Wang Ziqiang, Sun Xia, Sun Lijun, Huang Yuchun
School of Information Science and Engineering, Henan University of Technology, Zhengzhou 450001, China.
ScientificWorldJournal. 2014 Mar 9;2014:924090. doi: 10.1155/2014/924090. eCollection 2014.
In many image classification applications, it is common to extract multiple visual features from different views to describe an image. Since different visual features have their own specific statistical properties and discriminative powers for image classification, the conventional solution for multiple view data is to concatenate these feature vectors as a new feature vector. However, this simple concatenation strategy not only ignores the complementary nature of different views, but also ends up with "curse of dimensionality." To address this problem, we propose a novel multiview subspace learning algorithm in this paper, named multiview discriminative geometry preserving projection (MDGPP) for feature extraction and classification.
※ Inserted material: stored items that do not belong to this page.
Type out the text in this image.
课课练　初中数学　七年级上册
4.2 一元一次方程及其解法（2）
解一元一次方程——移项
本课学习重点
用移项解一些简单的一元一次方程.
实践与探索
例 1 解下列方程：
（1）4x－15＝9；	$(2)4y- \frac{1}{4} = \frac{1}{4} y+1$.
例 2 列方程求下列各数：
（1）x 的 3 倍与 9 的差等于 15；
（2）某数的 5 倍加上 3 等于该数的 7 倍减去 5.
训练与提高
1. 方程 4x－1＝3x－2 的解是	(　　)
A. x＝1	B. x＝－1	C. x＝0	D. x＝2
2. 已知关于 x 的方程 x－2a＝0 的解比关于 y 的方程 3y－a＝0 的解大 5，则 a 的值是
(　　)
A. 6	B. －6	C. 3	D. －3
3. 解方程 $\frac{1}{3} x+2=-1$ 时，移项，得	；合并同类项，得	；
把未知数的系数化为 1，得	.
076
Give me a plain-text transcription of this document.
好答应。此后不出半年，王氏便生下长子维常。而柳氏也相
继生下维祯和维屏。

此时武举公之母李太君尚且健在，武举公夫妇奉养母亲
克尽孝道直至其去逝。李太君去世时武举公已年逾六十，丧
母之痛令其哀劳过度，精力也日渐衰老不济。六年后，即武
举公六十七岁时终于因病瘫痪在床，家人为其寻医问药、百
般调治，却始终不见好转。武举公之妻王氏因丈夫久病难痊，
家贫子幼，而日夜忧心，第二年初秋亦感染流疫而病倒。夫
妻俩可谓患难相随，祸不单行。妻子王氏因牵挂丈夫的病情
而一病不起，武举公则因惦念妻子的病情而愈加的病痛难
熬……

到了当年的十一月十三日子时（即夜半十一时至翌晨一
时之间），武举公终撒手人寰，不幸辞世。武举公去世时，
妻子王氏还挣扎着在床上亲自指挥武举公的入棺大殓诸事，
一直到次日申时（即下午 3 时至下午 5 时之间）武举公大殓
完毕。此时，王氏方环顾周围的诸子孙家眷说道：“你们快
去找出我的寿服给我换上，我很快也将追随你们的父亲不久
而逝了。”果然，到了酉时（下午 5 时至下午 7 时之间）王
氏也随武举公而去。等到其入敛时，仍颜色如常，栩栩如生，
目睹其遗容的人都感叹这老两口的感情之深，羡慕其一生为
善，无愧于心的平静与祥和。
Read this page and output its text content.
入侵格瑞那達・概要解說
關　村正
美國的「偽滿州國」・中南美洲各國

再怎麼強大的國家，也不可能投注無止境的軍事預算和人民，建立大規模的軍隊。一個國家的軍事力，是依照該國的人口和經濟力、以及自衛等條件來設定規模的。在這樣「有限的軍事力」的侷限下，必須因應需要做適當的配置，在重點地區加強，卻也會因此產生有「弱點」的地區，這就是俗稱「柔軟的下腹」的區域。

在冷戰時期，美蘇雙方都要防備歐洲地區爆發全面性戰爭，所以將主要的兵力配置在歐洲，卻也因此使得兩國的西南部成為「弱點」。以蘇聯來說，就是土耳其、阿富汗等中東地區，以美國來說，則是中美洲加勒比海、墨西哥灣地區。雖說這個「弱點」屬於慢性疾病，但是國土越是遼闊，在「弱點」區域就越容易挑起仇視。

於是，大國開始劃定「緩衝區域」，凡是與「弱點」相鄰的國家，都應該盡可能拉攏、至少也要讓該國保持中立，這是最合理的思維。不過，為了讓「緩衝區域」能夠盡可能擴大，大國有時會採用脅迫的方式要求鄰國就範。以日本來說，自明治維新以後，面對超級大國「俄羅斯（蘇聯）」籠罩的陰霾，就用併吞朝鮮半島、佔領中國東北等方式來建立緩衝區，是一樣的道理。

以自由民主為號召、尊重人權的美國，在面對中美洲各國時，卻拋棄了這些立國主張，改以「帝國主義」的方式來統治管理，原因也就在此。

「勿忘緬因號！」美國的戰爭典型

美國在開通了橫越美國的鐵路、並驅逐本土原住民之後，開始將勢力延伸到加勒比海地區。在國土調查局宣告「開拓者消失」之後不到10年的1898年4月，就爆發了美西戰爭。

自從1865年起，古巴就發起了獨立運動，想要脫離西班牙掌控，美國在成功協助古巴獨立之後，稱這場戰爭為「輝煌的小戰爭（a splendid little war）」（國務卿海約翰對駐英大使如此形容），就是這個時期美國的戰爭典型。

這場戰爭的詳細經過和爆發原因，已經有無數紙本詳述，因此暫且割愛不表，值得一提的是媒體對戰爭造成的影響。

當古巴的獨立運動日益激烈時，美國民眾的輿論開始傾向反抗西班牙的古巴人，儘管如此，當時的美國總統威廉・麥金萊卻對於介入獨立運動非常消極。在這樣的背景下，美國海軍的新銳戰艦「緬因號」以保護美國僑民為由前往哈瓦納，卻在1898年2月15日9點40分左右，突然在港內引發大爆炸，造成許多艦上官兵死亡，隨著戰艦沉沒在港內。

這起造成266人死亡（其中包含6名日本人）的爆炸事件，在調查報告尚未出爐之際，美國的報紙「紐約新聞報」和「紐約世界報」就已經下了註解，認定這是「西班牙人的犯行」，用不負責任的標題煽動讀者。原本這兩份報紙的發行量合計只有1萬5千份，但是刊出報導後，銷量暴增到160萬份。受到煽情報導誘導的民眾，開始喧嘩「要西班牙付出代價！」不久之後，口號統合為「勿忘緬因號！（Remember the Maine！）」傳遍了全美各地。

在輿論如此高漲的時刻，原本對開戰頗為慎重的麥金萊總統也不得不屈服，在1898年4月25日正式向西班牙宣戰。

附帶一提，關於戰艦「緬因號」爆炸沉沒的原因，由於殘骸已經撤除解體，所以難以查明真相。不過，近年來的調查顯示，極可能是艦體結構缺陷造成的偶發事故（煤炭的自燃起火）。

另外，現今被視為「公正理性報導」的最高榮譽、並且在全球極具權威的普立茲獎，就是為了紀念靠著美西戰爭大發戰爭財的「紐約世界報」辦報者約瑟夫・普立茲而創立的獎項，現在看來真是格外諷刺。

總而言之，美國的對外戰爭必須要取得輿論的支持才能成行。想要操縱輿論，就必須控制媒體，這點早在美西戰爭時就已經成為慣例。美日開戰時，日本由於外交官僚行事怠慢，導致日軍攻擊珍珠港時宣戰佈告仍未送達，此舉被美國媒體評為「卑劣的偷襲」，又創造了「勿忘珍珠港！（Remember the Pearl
MDGPP can not only preserve the intraclass geometry and interclass discrimination information under a single view, but also explore the complementary property of different views to obtain a low-dimensional optimal consensus embedding by using an alternating-optimization-based iterative algorithm. Experimental results on face recognition and facial expression recognition demonstrate the effectiveness of the proposed algorithm.
在许多图像分类应用中,从不同视角提取多个视觉特征来描述一幅图像是很常见的。由于不同的视觉特征对于图像分类具有各自特定的统计特性和判别能力,处理多视角数据的传统方法是将这些特征向量连接成一个新的特征向量。然而,这种简单的连接策略不仅忽略了不同视角的互补性,还会导致“维数灾难”。为了解决这个问题,我们在本文中提出了一种新颖的多视角子空间学习算法,称为多视角判别几何保持投影(MDGPP),用于特征提取和分类。MDGPP不仅可以在单个视角下保持类内几何结构和类间判别信息,还可以通过基于交替优化的迭代算法探索不同视角的互补特性,以获得低维最优一致嵌入。人脸识别和面部表情识别的实验结果证明了该算法的有效性。